The conversion of the early medieval novella into a classic Western novella typical of the Renaissance concludes the synthesis of oral and book traditions. Bookishness now is manifested by rhetoric methods rather than verses (as is in the fabliau or Choser’s works). High and low sources of genre are also synthesized, and the level of hierarchy of novella in the system of genres is elevated. Novella loses its didacticism (a didactic exempla becomes ‘news’, a surprising event), fatalism, class features of a hero, fixed situations, and the hero is now able to act increasingly as an individual. The actions of a hero cease to be the function of a situation. They become interiorized, and are linked with individual features of characters (though there is no depiction of characters in a true sense of the word). Novella acquires, to a certain extent, the character of drama.
"Decameron" by Bocaccio is a typical specimen of novella of the Renaissance. Other novellists of the Renaissance deviate to anecdote and buffoonery (at routine level it relates to Sacchetti and at philosophical level to Des Periers), to more sombre attitude to human nature (Masuccio), to showing the play of fatal passions (Bandello) or studying tragic passion (Margareth of Navarre), to theatric rhetorics (Cintio), or to aesthetic formalization (Firenzuola).
In the 17th century Europe novella was romanicized. This process correlated the evolvement of novel of a new type. Novella then was directly opposed to earlier medieval, gallant romance and, sometimes, was mixed with psychological small romance.
The precursor of the romantic novella Cervantes, may be considered a progenitor of romantic novella. His "Edifying Novels" resemble consize novels or fragments of a novel. They are contiguous to psychologism and real life, to adventurous sentimentalism and picaresque themes, to the Renaissance and Baroque. In France, the evolution of prevalent Baroque ‘Spanish line’ was attended by the development of psychological line which was close to classicism and stretching from Margareth of Navarre via Villedieu to Mme La Fayette and Robert Challe.
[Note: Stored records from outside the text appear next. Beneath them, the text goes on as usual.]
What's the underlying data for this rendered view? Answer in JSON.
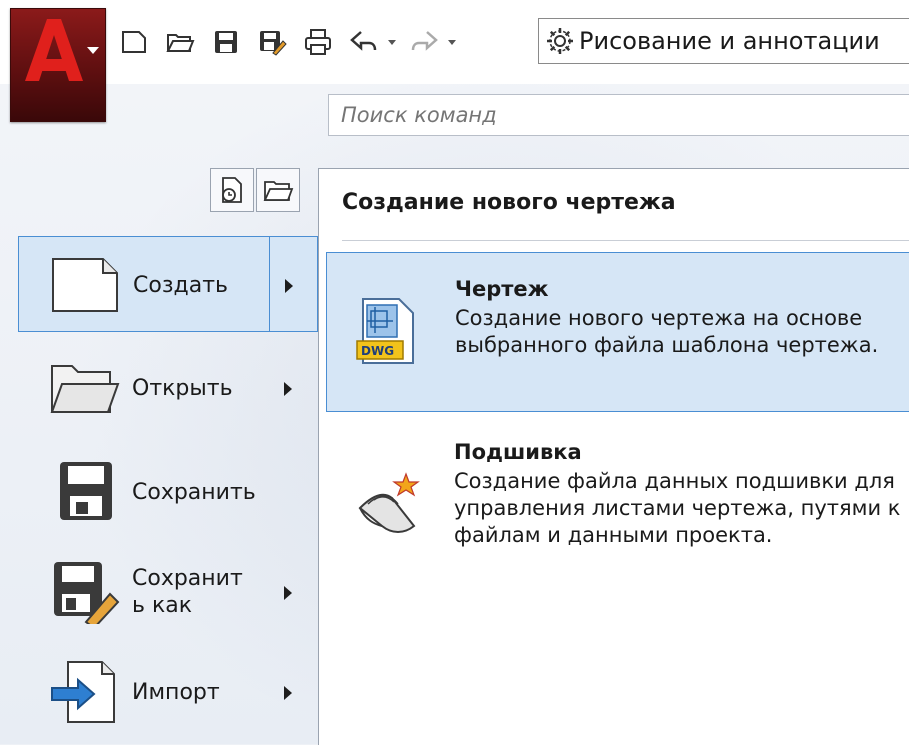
{
  "quick_access": {
    "workspace_label": "Рисование и аннотации",
    "icons": [
      "new-icon",
      "open-icon",
      "save-icon",
      "saveas-icon",
      "print-icon",
      "undo-icon",
      "redo-icon"
    ]
  },
  "search": {
    "placeholder": "Поиск команд"
  },
  "menu": {
    "items": [
      {
        "label": "Создать",
        "has_submenu": true,
        "selected": true
      },
      {
        "label": "Открыть",
        "has_submenu": true,
        "selected": false
      },
      {
        "label": "Сохранить",
        "has_submenu": false,
        "selected": false
      },
      {
        "label": "Сохранит\nь как",
        "has_submenu": true,
        "selected": false
      },
      {
        "label": "Импорт",
        "has_submenu": true,
        "selected": false
      }
    ]
  },
  "panel": {
    "title": "Создание нового чертежа",
    "entries": [
      {
        "title": "Чертеж",
        "desc": "Создание нового чертежа на основе выбранного файла шаблона чертежа.",
        "badge": "DWG"
      },
      {
        "title": "Подшивка",
        "desc": "Создание файла данных подшивки для управления листами чертежа, путями к файлам и данными проекта."
      }
    ]
  },
  "colors": {
    "accent": "#4a8ed3",
    "selection": "#d6e6f6",
    "app_button": "#8b1a1a"
  }
}
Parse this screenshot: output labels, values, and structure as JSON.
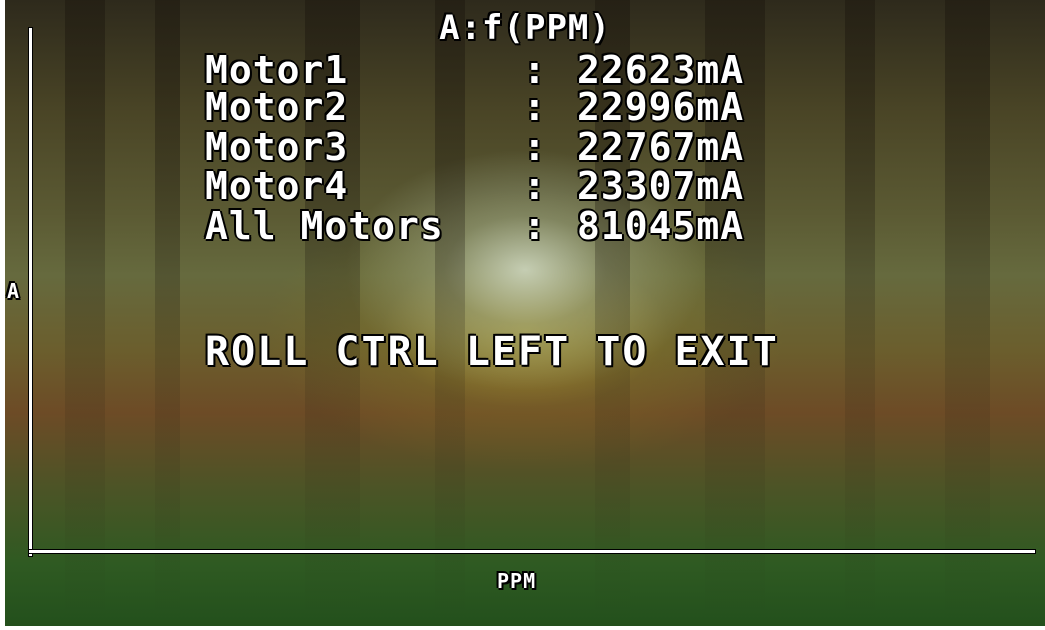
{
  "osd": {
    "title": "A:f(PPM)",
    "readings": [
      {
        "name": "Motor1",
        "sep": ":",
        "value": "22623mA"
      },
      {
        "name": "Motor2",
        "sep": ":",
        "value": "22996mA"
      },
      {
        "name": "Motor3",
        "sep": ":",
        "value": "22767mA"
      },
      {
        "name": "Motor4",
        "sep": ":",
        "value": "23307mA"
      },
      {
        "name": "All Motors",
        "sep": ":",
        "value": "81045mA"
      }
    ],
    "exit_hint": "ROLL CTRL LEFT TO EXIT"
  },
  "graph": {
    "y_axis_label": "A",
    "x_axis_label": "PPM"
  },
  "colors": {
    "text": "#ffffff",
    "outline": "#000000",
    "axis": "#ffffff"
  }
}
Romanticism was the most important stage in the history of novella after the Renaissance. At that stage the deformation of this genre was to a certain extent continued (by introducing elements of magic, two worlds, lyricism and development of characters) and likely enriched, for gravitation to extraordinary, and magical things (in depicting characters, emotional state and miracles), in
herent in romanticism, at the same time complies with specific features of this genre. The action in a romantic novella can simultaneously be external and internal, and can have several layers and dimensions. Romantic novella was usually composed of two parts.
Romantic novella is traced to Goethe who did not entirely break off with classicism, but especially so to Kleist, who retained and enriched the genre of novella by combining the unusual and usual as a rule avoiding direct fantasy. Such writers of romanticism as Tick, Eiechendorf, Brentano, Hoffmann usually combined novella and tale. For the Jena romantics, it was the tradition of a tale in general; for the Heidelberg romantics it was concrete folklore traditions, for Hoffmann it was original creation of myths and tales, a combination of ideal-fantastic and real-prosaic things. Hoffmann’s line was developed by Edgar Poe whose works combined psychological, logical and ‘science’ fiction. Other American romantics (Irving, Hawthorne) basically relied on the early stories about America’s settlement and were inclined to moral allegories. In French romanticism fantastic novella prevailed (Nodier, Nerval, Gautier), with emphasis on night dreams, and with a strong lyrico-elegiac string.